Door alle stadia (van de driedimensionale natuur-prakarti) te doorlopen, bereiken ze de vruchten van verrukkingen.
Wonderbaarlijk is de Vaheguru wiens grootheid groots is.
De schildpad legt zijn eieren in het zand, maar nadat hij er volledig voor zorgt als hij volwassen is, brengt hij ze de rivier in.
De florican laat ook onder zijn volledige zorg zijn nakomelingen in de lucht vliegen.
De zwaan leert zijn jongen ook op een heel natuurlijke manier zowel op het water als op aarde bewegen.

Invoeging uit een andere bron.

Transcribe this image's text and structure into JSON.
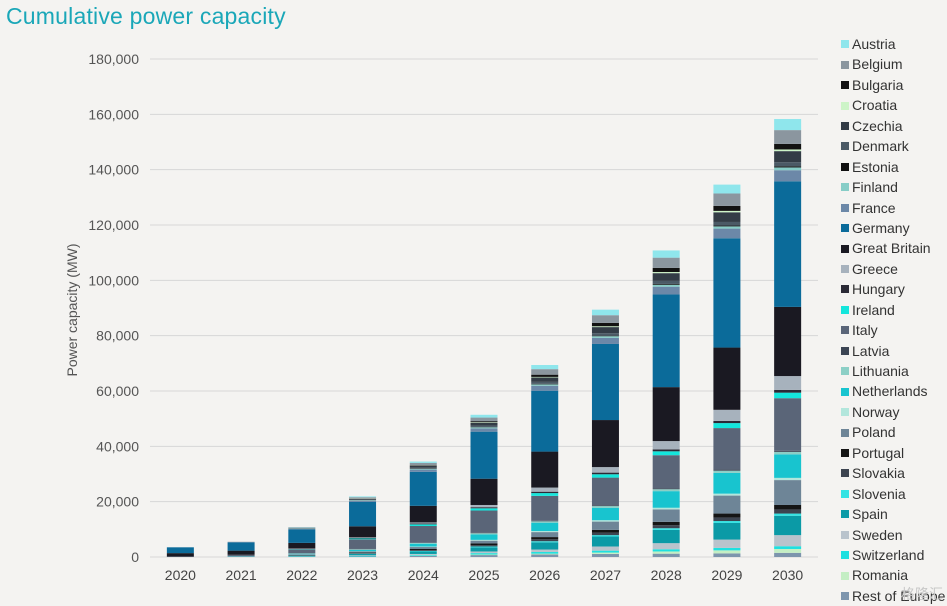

De kraai onderhoudt de nakomelingen van de koekoek, maar naarmate en wanneer ze opgroeien, gaan ze, terwijl ze de stem van hun moeder identificeren, haar tegemoet.
Het nageslacht van zwanen leert parels oppakken terwijl ze in de Manasarovar, de heilige tank, leven.
Door de techniek van kennis, meditatie en herinnering aan de Sikh te geven, bevrijdt de Guru hem voor altijd.
De Sikh kent nu de toekomst, het heden en het verleden, maar hij krijgt eer door nederig te worden.
De soort van de gurmukhs is groots, maar mensen kennen dit feit niet.
Met de geur van sandelhout wordt de hele vegetatie sandaal.
Hoewel de sandaal zelf geen fruit heeft, wordt hij altijd als kostbaar beschouwd.
Maar de plant, die door de geur van sandaal sandaal wordt, kan geen andere plant sandaal maken.
Acht metalen die de steen der wijzen raken, worden goud, maar dat goud kan geen verder goud voortbrengen.
Dit alles wordt alleen in het heden uitgevoerd (maar de Sikh van Guru maakt velen zoals hijzelf; ze worden verder competent om anderen te transformeren in een Sikh-manier van leven).
Rivieren, beken en zelfs de Ganges worden brak in het gezelschap van de oceaan.
De kraanvogel wordt nooit een zwaan, ook al zit hij in Manasarovar.
Het gebeurt zo omdat een gewoon mens altijd betrokken blijft bij de tellingen van twintigers en meer, dat wil zeggen geld.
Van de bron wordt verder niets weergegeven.